The path curved downward, over erosion-smoothed boulders, to the shore of the brackish-looking water. A small shelf of level ground surrounded the circular pond, though much of the shore was choked with bracken and willows.

"The Moonwell," breathed the princess. This was not the first of these once-sacred pools she had seen, but never had one affected her like this. She felt within her the birth of an almost hopeless sense of despair. The water lay placid, deathly still, the surface too dingy to reflect an image of the encircling rocky height. She saw a speckled pattern across the surface where weeds flourished in the liquid that had once been as sacred as the blood of the goddess herself.

"Not much to look at, is it?" inquired Blackstone gruffly.

"Ah-beauty lies not always on the surface of the view," Tavish pointed out.

"No, this surface seems to be mostly algae and other such scum," observed Keane dryly.

"Shhh!" Alicia, not knowing why, hissed for silence. The others ceased speaking, though the clopping hooves of the horses intruded loudly. Abruptly she looked at her companions, all of whom studied her curiously. The scrutiny annoyed her. There was something here. Perhaps the others didn't feel it, but she most certainly did.

"Let's dismount," she suggested, though they were still a hundred paces from the well.

The others obliged, though Blackstone bade his men-at-arms to remain astride their horses and alert some distance away from the princess and her party.

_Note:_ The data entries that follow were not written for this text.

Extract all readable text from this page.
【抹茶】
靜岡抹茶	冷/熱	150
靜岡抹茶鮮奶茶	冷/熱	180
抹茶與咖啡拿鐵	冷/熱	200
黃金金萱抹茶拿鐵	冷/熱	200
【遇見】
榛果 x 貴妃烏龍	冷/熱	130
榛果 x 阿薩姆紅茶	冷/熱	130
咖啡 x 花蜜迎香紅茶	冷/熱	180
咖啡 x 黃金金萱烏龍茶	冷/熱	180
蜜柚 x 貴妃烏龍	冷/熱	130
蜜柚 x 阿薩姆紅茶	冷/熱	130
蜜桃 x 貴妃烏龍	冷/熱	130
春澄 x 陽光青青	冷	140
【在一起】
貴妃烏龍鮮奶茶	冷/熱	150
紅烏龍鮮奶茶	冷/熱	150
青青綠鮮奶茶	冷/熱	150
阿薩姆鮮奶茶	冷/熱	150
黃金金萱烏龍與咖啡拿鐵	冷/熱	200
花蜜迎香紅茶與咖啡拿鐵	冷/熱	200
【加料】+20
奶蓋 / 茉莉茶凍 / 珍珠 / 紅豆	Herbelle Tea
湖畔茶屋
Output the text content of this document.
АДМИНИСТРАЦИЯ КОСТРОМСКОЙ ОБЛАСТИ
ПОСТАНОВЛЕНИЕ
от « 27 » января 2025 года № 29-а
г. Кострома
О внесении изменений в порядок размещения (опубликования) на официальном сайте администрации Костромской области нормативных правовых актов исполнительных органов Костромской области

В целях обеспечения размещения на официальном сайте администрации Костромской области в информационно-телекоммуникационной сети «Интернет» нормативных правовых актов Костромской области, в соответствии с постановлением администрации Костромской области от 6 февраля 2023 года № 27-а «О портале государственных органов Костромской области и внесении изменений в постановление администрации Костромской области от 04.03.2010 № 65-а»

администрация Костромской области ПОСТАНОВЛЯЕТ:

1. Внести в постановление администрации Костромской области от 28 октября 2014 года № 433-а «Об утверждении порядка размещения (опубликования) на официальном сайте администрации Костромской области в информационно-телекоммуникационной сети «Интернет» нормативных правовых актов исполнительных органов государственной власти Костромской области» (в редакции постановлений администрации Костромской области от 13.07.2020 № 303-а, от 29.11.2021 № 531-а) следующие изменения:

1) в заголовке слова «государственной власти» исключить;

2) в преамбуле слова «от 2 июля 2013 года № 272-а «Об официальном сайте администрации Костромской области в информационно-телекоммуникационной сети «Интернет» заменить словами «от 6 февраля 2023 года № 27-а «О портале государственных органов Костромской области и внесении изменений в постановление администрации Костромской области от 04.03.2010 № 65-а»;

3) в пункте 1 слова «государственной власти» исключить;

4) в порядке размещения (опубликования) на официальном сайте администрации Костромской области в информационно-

As if sensing that Alicia saw something they did not, Tavish and Keane held back as the princess started slowly toward the shore. Blackstone would have lumbered at her side, but the bard laid a restraining hand upon his arm and, with a scowl, he slowed his pace to remain with the pair.

Alicia noted other details: the perfection of the setting, with the bluff curled protectively around the pool; the symmetry of two waterfalls-little more than splashing rivulets, actually-that spilled toward the well, one from the right and the other from the left. Among the cedars, she noted a flat-topped stone arch, symbolic gate to this sacred place of the Earthmother's.

Once again the young princess tried, unsuccessfully, to shrug off the bleak feeling of sadness. The Moonwell seemed like an open wound, crying out for some kind of salve. In that instant, she knew that the mine could not be allowed to corrupt it.

Reverently she passed beneath the arch and approached the shore. The placid water swirled slightly as a gust of wind eddied in the circular valley, and then the surface fell still.